FL-APU: A Software Architecture to Ease Practical Implementation of Cross-Silo Federated Learning
F. Stricker, J. A. Peregrina, D. Bermbach, C. Zirpins
TL;DR
This work tackles the practical gap in cross-silo federated learning by proposing FL-APU, a scenario-based software architecture tailored for inter-organizational collaboration. It defines governance, authentication, and provenance-centric components across two main systems—the FL Server and FL Client—along with role models, metadata management, and secure communication to support production-ready, privacy-preserving training. Key contributions include a detailed architecture with governance cockpit, data validation, and a SAAM-based scenario evaluation that demonstrates the design can support real-world cross-silo FL workflows in critical infrastructure contexts. The work aims to enable trustworthy, auditable, and negotiable FL processes among competing organizations, paving the way for practical adoption and future field studies.
Abstract
Federated Learning (FL) is an upcoming technology that is increasingly applied in real-world applications. Early applications focused on cross-device scenarios, where many participants with limited resources train machine learning (ML) models together, e.g., in the case of Google's GBoard. Contrarily, cross-silo scenarios have only few participants but with many resources, e.g., in the healthcare domain. Despite such early efforts, FL is still rarely used in practice and best practices are, hence, missing. For new applications, in our case inter-organizational cross-silo applications, overcoming this lack of role models is a significant challenge. In order to ease the use of FL in real-world cross-silo applications, we here propose a scenario-based architecture for the practical use of FL in the context of multiple companies collaborating to improve the quality of their ML models.
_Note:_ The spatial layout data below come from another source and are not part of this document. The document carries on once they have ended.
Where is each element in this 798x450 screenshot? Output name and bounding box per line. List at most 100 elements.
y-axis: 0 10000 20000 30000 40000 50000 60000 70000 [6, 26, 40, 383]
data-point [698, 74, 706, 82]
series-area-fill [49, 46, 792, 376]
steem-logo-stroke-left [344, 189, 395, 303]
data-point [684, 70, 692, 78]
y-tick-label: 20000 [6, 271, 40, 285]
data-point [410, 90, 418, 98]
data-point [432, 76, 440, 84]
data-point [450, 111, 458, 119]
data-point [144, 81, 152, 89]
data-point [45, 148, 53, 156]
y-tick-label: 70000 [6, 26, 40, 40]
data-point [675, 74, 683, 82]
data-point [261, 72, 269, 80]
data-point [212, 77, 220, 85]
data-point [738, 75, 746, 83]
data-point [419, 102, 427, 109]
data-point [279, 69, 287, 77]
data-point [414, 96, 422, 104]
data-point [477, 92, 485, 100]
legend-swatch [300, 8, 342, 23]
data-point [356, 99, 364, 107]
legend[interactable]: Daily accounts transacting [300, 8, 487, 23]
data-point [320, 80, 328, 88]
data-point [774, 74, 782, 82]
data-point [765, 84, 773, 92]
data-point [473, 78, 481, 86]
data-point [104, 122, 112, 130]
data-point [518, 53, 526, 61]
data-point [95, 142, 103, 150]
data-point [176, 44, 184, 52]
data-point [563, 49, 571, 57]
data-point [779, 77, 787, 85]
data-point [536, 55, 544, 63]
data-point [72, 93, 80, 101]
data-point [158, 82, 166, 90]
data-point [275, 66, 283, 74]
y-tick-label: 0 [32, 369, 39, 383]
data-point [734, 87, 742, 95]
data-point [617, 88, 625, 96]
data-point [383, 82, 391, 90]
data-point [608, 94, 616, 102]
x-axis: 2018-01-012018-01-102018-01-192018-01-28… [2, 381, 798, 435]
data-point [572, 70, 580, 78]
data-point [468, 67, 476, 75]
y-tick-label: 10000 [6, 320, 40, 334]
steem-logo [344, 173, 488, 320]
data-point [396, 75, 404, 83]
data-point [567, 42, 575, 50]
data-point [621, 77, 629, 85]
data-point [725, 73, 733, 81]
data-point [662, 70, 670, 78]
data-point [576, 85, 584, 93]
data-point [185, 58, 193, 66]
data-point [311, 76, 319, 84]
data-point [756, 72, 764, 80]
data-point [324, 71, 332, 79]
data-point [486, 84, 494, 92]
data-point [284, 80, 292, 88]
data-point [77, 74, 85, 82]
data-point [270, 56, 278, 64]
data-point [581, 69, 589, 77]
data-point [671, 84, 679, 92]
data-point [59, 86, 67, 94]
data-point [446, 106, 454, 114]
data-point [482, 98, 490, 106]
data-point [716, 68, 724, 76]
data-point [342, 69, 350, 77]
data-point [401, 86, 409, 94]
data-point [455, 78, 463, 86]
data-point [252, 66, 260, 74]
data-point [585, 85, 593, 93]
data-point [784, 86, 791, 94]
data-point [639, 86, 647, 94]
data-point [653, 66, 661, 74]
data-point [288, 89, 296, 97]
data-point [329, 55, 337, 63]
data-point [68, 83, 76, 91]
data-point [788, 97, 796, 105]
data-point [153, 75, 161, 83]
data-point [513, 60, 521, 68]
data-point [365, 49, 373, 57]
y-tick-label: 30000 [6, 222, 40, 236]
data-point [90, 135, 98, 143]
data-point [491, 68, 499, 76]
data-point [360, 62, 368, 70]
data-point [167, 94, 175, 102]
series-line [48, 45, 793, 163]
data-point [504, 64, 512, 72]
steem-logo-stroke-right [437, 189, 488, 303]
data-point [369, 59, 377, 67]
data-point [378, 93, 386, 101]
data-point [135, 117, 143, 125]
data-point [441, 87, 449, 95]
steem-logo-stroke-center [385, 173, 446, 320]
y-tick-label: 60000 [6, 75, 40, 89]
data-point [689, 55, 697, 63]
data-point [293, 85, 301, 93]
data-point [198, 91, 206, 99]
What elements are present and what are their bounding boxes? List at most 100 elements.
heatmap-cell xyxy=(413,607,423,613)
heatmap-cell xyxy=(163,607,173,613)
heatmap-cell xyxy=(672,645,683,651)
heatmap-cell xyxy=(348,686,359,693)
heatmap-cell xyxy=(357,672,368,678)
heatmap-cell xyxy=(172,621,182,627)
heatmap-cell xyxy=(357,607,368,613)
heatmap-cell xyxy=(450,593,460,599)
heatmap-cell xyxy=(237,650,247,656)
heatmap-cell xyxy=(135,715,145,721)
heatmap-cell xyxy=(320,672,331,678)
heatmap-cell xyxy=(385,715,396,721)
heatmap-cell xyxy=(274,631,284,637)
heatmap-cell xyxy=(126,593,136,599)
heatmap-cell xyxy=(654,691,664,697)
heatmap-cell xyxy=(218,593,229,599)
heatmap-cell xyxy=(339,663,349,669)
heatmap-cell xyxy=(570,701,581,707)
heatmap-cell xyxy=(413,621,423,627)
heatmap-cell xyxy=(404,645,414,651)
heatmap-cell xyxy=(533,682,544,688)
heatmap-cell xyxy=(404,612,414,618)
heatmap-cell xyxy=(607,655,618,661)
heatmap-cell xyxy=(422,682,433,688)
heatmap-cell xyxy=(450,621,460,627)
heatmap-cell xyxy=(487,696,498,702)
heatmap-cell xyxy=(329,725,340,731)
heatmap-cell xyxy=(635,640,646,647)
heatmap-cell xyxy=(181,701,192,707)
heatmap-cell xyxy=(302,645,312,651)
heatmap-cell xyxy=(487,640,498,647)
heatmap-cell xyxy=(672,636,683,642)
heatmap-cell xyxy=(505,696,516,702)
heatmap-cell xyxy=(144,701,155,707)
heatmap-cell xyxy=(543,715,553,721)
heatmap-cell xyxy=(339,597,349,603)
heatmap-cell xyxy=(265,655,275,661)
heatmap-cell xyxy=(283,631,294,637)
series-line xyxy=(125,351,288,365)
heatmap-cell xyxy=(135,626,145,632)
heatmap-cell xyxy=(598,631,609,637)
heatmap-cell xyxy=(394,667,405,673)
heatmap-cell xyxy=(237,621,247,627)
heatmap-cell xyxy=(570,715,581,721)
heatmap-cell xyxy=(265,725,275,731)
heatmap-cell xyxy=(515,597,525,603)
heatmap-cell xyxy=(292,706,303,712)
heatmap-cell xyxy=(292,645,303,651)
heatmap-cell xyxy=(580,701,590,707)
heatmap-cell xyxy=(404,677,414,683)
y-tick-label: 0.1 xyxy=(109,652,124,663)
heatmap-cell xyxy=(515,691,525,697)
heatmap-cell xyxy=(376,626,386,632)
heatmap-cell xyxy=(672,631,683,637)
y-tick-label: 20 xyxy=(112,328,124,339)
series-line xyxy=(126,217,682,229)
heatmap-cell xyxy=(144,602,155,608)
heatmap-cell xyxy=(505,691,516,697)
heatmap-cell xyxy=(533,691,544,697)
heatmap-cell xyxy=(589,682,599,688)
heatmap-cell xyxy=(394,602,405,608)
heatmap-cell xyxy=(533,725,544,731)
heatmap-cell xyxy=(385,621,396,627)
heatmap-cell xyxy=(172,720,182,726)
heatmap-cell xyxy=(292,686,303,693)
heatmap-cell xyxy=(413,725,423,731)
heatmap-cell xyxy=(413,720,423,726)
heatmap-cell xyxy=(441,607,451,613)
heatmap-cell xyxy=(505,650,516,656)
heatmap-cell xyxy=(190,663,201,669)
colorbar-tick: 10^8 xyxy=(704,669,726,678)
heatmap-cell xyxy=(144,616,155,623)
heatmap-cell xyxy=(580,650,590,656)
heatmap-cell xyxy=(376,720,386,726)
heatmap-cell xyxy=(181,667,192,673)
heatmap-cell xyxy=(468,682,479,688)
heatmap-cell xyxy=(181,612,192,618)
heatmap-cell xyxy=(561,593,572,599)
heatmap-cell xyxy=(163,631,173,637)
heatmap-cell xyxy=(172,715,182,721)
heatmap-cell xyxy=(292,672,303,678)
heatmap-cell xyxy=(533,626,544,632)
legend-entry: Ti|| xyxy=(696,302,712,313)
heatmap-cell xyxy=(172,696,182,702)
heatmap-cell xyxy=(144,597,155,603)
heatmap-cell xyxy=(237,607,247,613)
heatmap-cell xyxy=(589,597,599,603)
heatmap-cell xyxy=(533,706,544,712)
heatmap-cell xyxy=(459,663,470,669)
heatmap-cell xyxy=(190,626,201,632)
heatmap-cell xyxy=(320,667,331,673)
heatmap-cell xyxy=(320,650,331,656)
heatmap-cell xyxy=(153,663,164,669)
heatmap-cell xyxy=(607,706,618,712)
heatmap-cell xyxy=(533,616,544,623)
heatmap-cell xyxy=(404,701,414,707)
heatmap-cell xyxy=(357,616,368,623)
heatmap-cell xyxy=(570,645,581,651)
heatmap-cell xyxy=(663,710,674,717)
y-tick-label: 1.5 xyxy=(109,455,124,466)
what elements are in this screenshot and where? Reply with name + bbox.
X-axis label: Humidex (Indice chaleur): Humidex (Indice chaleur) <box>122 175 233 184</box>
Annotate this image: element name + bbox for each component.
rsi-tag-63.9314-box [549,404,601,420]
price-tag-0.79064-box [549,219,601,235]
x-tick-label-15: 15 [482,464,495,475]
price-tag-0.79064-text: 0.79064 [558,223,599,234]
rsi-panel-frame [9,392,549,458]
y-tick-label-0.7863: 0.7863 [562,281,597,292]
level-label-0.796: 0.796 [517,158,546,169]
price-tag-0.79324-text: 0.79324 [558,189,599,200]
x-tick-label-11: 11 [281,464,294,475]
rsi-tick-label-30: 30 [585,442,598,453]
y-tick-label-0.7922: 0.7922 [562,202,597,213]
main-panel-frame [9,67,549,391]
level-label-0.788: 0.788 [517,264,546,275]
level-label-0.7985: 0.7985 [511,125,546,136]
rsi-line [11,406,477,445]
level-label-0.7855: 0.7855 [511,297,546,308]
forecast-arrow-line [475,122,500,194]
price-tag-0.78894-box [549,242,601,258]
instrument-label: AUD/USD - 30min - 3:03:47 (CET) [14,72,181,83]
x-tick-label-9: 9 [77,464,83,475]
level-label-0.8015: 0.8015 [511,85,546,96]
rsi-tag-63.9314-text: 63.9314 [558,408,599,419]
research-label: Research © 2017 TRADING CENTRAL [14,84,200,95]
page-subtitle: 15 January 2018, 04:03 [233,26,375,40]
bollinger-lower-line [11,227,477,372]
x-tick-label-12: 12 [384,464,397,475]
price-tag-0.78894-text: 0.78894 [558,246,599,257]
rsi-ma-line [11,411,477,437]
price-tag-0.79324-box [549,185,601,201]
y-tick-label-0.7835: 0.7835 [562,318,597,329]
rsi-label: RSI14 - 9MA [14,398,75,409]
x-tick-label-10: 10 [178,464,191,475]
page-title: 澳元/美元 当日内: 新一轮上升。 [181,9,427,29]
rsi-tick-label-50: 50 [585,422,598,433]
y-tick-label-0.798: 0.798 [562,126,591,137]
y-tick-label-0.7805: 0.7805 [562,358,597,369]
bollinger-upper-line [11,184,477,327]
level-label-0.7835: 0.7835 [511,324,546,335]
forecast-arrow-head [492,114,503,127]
The architecture emphasizes the collaboration between the participants and the FL server and extends basic interactions with domain-specific features. First, it combines governance with authentication, creating an environment where only trusted participants can join. Second, it offers traceability of governance decisions and tracking of training processes, which are also crucial in a production environment. Beyond presenting the architectural design, we analyze requirements for the real-world use of FL and evaluate the architecture with a scenario-based analysis method.